After the incident, investigators found unlicensed weapons at the complex of the Palestinian mission that includes the embassy and residence. But the police had not immediately detailed the amount or type of weapons.
Daily newspaper Mlada Fronta Dnes' website idnes.cz reported that 12 weapons were discovered, confirming the number with national police chief Martin Cervicek, who declined to say how many pistols or sub-machine guns were found.
"We have to put the weapons through genetic and ballistic testing, until then we will not release this information," idnes.cz quoted Cervicek as saying.
A police spokeswoman was not available to comment.

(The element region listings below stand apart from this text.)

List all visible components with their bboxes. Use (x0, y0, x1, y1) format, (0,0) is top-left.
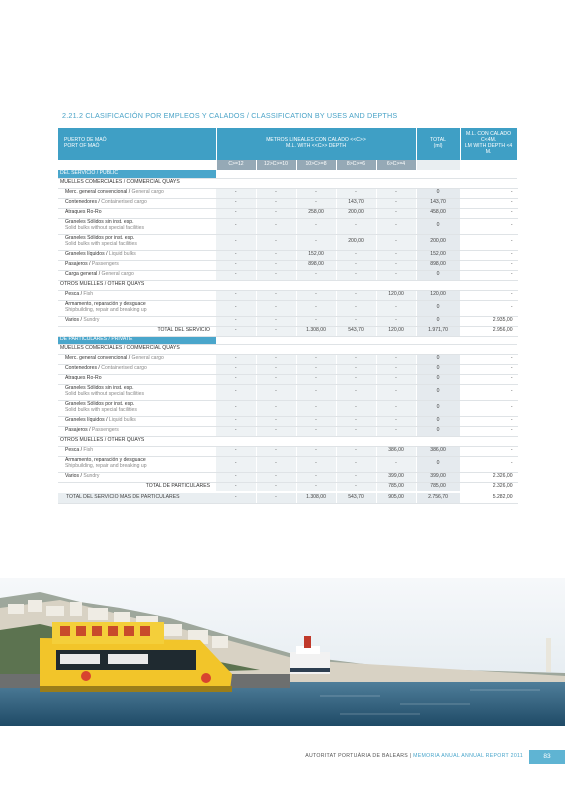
table-cell: - (216, 300, 256, 316)
total-cell: - (216, 326, 256, 336)
table-cell: 0 (416, 218, 460, 234)
section-title: 2.21.2 CLASIFICACIÓN POR EMPLEOS Y CALADOS / CLASSIFICATION BY USES AND DEPTHS (62, 111, 398, 120)
table-row (58, 364, 517, 374)
table-cell: 0 (416, 416, 460, 426)
table-cell: 2.935,00 (460, 316, 517, 326)
table-row (58, 316, 517, 326)
table-cell: - (460, 198, 517, 208)
table-cell: - (376, 188, 416, 198)
table-cell: - (460, 416, 517, 426)
table-cell: - (256, 354, 296, 364)
total-cell: 543,70 (336, 492, 376, 503)
table-cell: - (216, 270, 256, 280)
table-cell: 143,70 (336, 198, 376, 208)
total-cell: 1.308,00 (296, 326, 336, 336)
table-cell: - (216, 354, 256, 364)
table-cell: - (460, 250, 517, 260)
table-row (58, 208, 517, 218)
table-cell: - (376, 234, 416, 250)
row-label: Pesca / Fish (58, 290, 216, 300)
row-label: Contenedores / Containerised cargo (58, 364, 216, 374)
row-label: Graneles Sólidos por inst. esp. Solid bulks with special facilities (58, 234, 216, 250)
table-cell: - (336, 456, 376, 472)
row-label: Merc. general convencional / General cargo (58, 354, 216, 364)
table-cell: - (460, 384, 517, 400)
table-cell: - (216, 250, 256, 260)
table-cell: 2.326,00 (460, 472, 517, 482)
table-cell: 258,00 (296, 208, 336, 218)
table-cell: 152,00 (296, 250, 336, 260)
table-cell: - (256, 234, 296, 250)
table-cell: - (256, 472, 296, 482)
table-cell: - (296, 354, 336, 364)
table-cell: - (376, 316, 416, 326)
table-cell: - (296, 290, 336, 300)
total-cell: - (296, 482, 336, 492)
table-cell: 0 (416, 300, 460, 316)
table-cell: - (460, 354, 517, 364)
row-label: Armamento, reparación y desguace Shipbuilding, repair and breaking up (58, 456, 216, 472)
band-public: DEL SERVICIO / PUBLIC (58, 170, 216, 178)
table-cell: - (256, 456, 296, 472)
table-cell: - (256, 188, 296, 198)
table-cell: - (376, 456, 416, 472)
table-row (58, 472, 517, 482)
table-cell: - (216, 374, 256, 384)
table-cell: - (336, 300, 376, 316)
group-commercial-quays: MUELLES COMERCIALES / COMMERCIAL QUAYS (58, 178, 517, 188)
table-cell: - (460, 456, 517, 472)
table-cell: - (376, 270, 416, 280)
table-cell: - (216, 260, 256, 270)
table-cell: - (376, 416, 416, 426)
table-cell: - (296, 400, 336, 416)
table-cell: - (460, 208, 517, 218)
row-label: Contenedores / Containerised cargo (58, 198, 216, 208)
table-cell: - (336, 188, 376, 198)
uses-depths-table (58, 128, 518, 504)
table-row (58, 446, 517, 456)
table-cell: - (216, 400, 256, 416)
table-cell: - (376, 208, 416, 218)
table-cell: - (376, 260, 416, 270)
total-cell: - (216, 482, 256, 492)
table-cell: 0 (416, 456, 460, 472)
table-cell: - (296, 270, 336, 280)
table-cell: - (216, 364, 256, 374)
table-cell: - (216, 234, 256, 250)
table-cell: - (256, 270, 296, 280)
table-cell: - (216, 316, 256, 326)
depth-col-3: 10>C>=8 (296, 160, 336, 170)
table-cell: - (336, 316, 376, 326)
table-cell: 399,00 (416, 472, 460, 482)
table-cell: - (296, 384, 336, 400)
table-row (58, 198, 517, 208)
table-cell: 120,00 (416, 290, 460, 300)
table-cell: - (216, 446, 256, 456)
table-cell: - (336, 270, 376, 280)
table-cell: - (460, 446, 517, 456)
row-label: Varios / Sundry (58, 316, 216, 326)
total-row (58, 492, 517, 503)
port-header: PUERTO DE MAÓ PORT OF MAÓ (58, 128, 216, 160)
table-cell: - (336, 400, 376, 416)
table-cell: - (376, 364, 416, 374)
table-cell: - (376, 218, 416, 234)
table-cell: - (460, 300, 517, 316)
table-cell: - (296, 472, 336, 482)
table-cell: - (460, 426, 517, 436)
total-label: TOTAL DEL SERVICIO MAS DE PARTICULARES (58, 492, 216, 503)
table-cell: - (256, 316, 296, 326)
row-label: Graneles Sólidos por inst. esp. Solid bulks with special facilities (58, 400, 216, 416)
table-cell: 200,00 (336, 208, 376, 218)
table-cell: - (256, 290, 296, 300)
table-cell: 0 (416, 384, 460, 400)
total-label: TOTAL DEL SERVICIO (58, 326, 216, 336)
table-cell: - (216, 290, 256, 300)
row-label: Graneles Sólidos sin inst. esp. Solid bulks without special facilities (58, 218, 216, 234)
row-label: Pasajeros / Passengers (58, 426, 216, 436)
row-label: Atraques Ro-Ro (58, 374, 216, 384)
band-private: DE PARTICULARES / PRIVATE (58, 336, 216, 344)
table-cell: - (216, 218, 256, 234)
table-cell: - (376, 400, 416, 416)
row-label: Carga general / General cargo (58, 270, 216, 280)
table-cell: - (216, 208, 256, 218)
table-cell: 0 (416, 270, 460, 280)
table-cell: - (376, 426, 416, 436)
table-cell: - (296, 316, 336, 326)
table-row (58, 260, 517, 270)
table-row (58, 354, 517, 364)
total-cell: 1.971,70 (416, 326, 460, 336)
table-cell: 898,00 (416, 260, 460, 270)
depth-col-4: 8>C>=6 (336, 160, 376, 170)
table-cell: - (336, 250, 376, 260)
table-cell: - (460, 270, 517, 280)
table-cell: - (216, 472, 256, 482)
depth-col-2: 12>C>=10 (256, 160, 296, 170)
table-row (58, 218, 517, 234)
table-row (58, 300, 517, 316)
row-label: Merc. general convencional / General cargo (58, 188, 216, 198)
table-cell: - (336, 426, 376, 436)
table-cell: - (460, 188, 517, 198)
group-other-quays: OTROS MUELLES / OTHER QUAYS (58, 436, 517, 446)
table-cell: - (256, 426, 296, 436)
depth-col-1: C>=12 (216, 160, 256, 170)
table-cell: 200,00 (336, 234, 376, 250)
table-row (58, 400, 517, 416)
row-label: Graneles líquidos / Liquid bulks (58, 250, 216, 260)
table-cell: - (216, 198, 256, 208)
row-label: Atraques Ro-Ro (58, 208, 216, 218)
table-cell: 386,00 (416, 446, 460, 456)
table-cell: 0 (416, 374, 460, 384)
table-cell: - (336, 416, 376, 426)
table-cell: - (460, 234, 517, 250)
table-cell: - (376, 198, 416, 208)
table-cell: 898,00 (296, 260, 336, 270)
table-cell: - (376, 374, 416, 384)
row-label: Varios / Sundry (58, 472, 216, 482)
total-cell: 543,70 (336, 326, 376, 336)
table-cell: - (296, 456, 336, 472)
page-number: 83 (529, 750, 565, 764)
harbour-photo (0, 578, 565, 726)
table-cell: - (296, 188, 336, 198)
total-cell: 1.308,00 (296, 492, 336, 503)
table-cell: 152,00 (416, 250, 460, 260)
table-cell: - (296, 234, 336, 250)
table-cell: - (256, 208, 296, 218)
total-cell: 785,00 (416, 482, 460, 492)
table-cell: 386,00 (376, 446, 416, 456)
depth-col-5: 6>C>=4 (376, 160, 416, 170)
table-cell: - (256, 446, 296, 456)
table-cell: - (336, 260, 376, 270)
table-cell: - (336, 384, 376, 400)
total-cell: - (256, 482, 296, 492)
table-cell: - (336, 446, 376, 456)
table-cell: - (336, 364, 376, 374)
table-cell: - (256, 300, 296, 316)
table-row (58, 290, 517, 300)
table-cell: - (460, 260, 517, 270)
table-cell: - (256, 384, 296, 400)
table-row (58, 374, 517, 384)
table-cell: - (216, 416, 256, 426)
table-cell: - (216, 456, 256, 472)
total-cell: - (256, 492, 296, 503)
row-label: Pesca / Fish (58, 446, 216, 456)
table-cell: 0 (416, 316, 460, 326)
table-cell: - (376, 384, 416, 400)
table-cell: - (336, 218, 376, 234)
table-cell: - (256, 198, 296, 208)
table-cell: - (256, 250, 296, 260)
total-row (58, 482, 517, 492)
table-cell: - (296, 300, 336, 316)
table-cell: - (296, 446, 336, 456)
total-label: TOTAL DE PARTICULARES (58, 482, 216, 492)
depth-header: METROS LINEALES CON CALADO <<C>> M.L. WITH <<C>> DEPTH (216, 128, 416, 160)
page-footer (0, 750, 565, 764)
total-cell: - (216, 492, 256, 503)
table-cell: 0 (416, 364, 460, 374)
shallow-header: M.L. CON CALADO C<4M. LM WITH DEPTH <4 M. (460, 128, 517, 160)
table-cell: 0 (416, 426, 460, 436)
total-cell: 2.956,00 (460, 326, 517, 336)
total-header: TOTAL (ml) (416, 128, 460, 160)
total-cell: - (256, 326, 296, 336)
table-cell: - (256, 400, 296, 416)
table-cell: 0 (416, 354, 460, 364)
group-other-quays: OTROS MUELLES / OTHER QUAYS (58, 280, 517, 290)
table-cell: - (256, 374, 296, 384)
group-commercial-quays: MUELLES COMERCIALES / COMMERCIAL QUAYS (58, 344, 517, 354)
table-cell: - (296, 198, 336, 208)
table-row (58, 426, 517, 436)
table-row (58, 270, 517, 280)
total-cell: 5.282,00 (460, 492, 517, 503)
total-row (58, 326, 517, 336)
table-cell: - (336, 354, 376, 364)
table-row (58, 384, 517, 400)
table-cell: 200,00 (416, 234, 460, 250)
table-cell: - (296, 364, 336, 374)
table-cell: 0 (416, 188, 460, 198)
table-cell: - (460, 218, 517, 234)
table-cell: - (336, 472, 376, 482)
table-cell: - (296, 416, 336, 426)
table-cell: - (256, 416, 296, 426)
table-row (58, 416, 517, 426)
table-cell: - (216, 384, 256, 400)
total-cell: 2.326,00 (460, 482, 517, 492)
table-cell: 399,00 (376, 472, 416, 482)
table-cell: - (376, 354, 416, 364)
table-cell: 120,00 (376, 290, 416, 300)
table-cell: - (296, 426, 336, 436)
total-cell: - (336, 482, 376, 492)
table-cell: - (376, 300, 416, 316)
table-row (58, 250, 517, 260)
table-cell: - (296, 374, 336, 384)
table-cell: - (256, 218, 296, 234)
table-cell: - (376, 250, 416, 260)
row-label: Graneles Sólidos sin inst. esp. Solid bulks without special facilities (58, 384, 216, 400)
table-cell: - (336, 290, 376, 300)
total-cell: 905,00 (376, 492, 416, 503)
table-row (58, 234, 517, 250)
table-cell: 143,70 (416, 198, 460, 208)
table-cell: - (336, 374, 376, 384)
footer-text: AUTORITAT PORTUÀRIA DE BALEARS | MEMORIA ANUAL ANNUAL REPORT 2011 (305, 753, 523, 759)
total-cell: 120,00 (376, 326, 416, 336)
row-label: Armamento, reparación y desguace Shipbuilding, repair and breaking up (58, 300, 216, 316)
table-cell: - (460, 290, 517, 300)
table-row (58, 188, 517, 198)
table-cell: 458,00 (416, 208, 460, 218)
table-cell: - (256, 364, 296, 374)
total-cell: 2.756,70 (416, 492, 460, 503)
table-row (58, 456, 517, 472)
row-label: Graneles líquidos / Liquid bulks (58, 416, 216, 426)
table-cell: 0 (416, 400, 460, 416)
table-cell: - (460, 374, 517, 384)
table-cell: - (296, 218, 336, 234)
table-cell: - (216, 188, 256, 198)
table-cell: - (256, 260, 296, 270)
total-cell: 785,00 (376, 482, 416, 492)
table-cell: - (216, 426, 256, 436)
table-cell: - (460, 400, 517, 416)
table-cell: - (460, 364, 517, 374)
row-label: Pasajeros / Passengers (58, 260, 216, 270)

On Thursday, a Palestinian official, speaking on condition of anonymity, said the mission's staff had submitted the arms to the Czech authorities. He said the weapons had been retrieved from an old sack and had been untouched since Cold War times.
The deputy Palestinian foreign minister, Tayseer Jaradat, in Prague with a team to help the investigation, told Reuters by telephone he had confirmed to the Czech authorities that the weapons were from a previous era and were being stored.
"We have stressed our commitment to the laws of diplomacy," he said.
Jaradat told Voice of Palestine radio the weapons stash dated back more than 30 years. He said some of the guns had been gifts to the embassy and some had been registered with the authorities.
Czech police were not investigating the safe explosion as an attack, although the ambassador's daughter has alleged he was "deliberately killed".
"This case needs more time and more criminal investigation to uncover the mystery of the case," Jaradat said on the radio.
Adding to the uncertainty, an embassy spokesman has said mission staff were not aware of any explosives in the safe, which he said was used on a regular basis.
The Palestinian mission was in the process of moving into new premises in a Prague suburb when the blast killed the ambassador at his residence on New Year's Day.
It was not yet the official site of the mission and so did not enjoy the diplomatic immunity that normally prevents host country officials from entering diplomatic missions without permission.
The discovery of the unlicensed weapons prompted the Czech Foreign Ministry to say it would demand an explanation.
Jamal suffered lethal injuries to his head, chest and abdomen. He had been in Prague only since October but had previously served at the mission for two decades from the mid-1980s, his daughter said.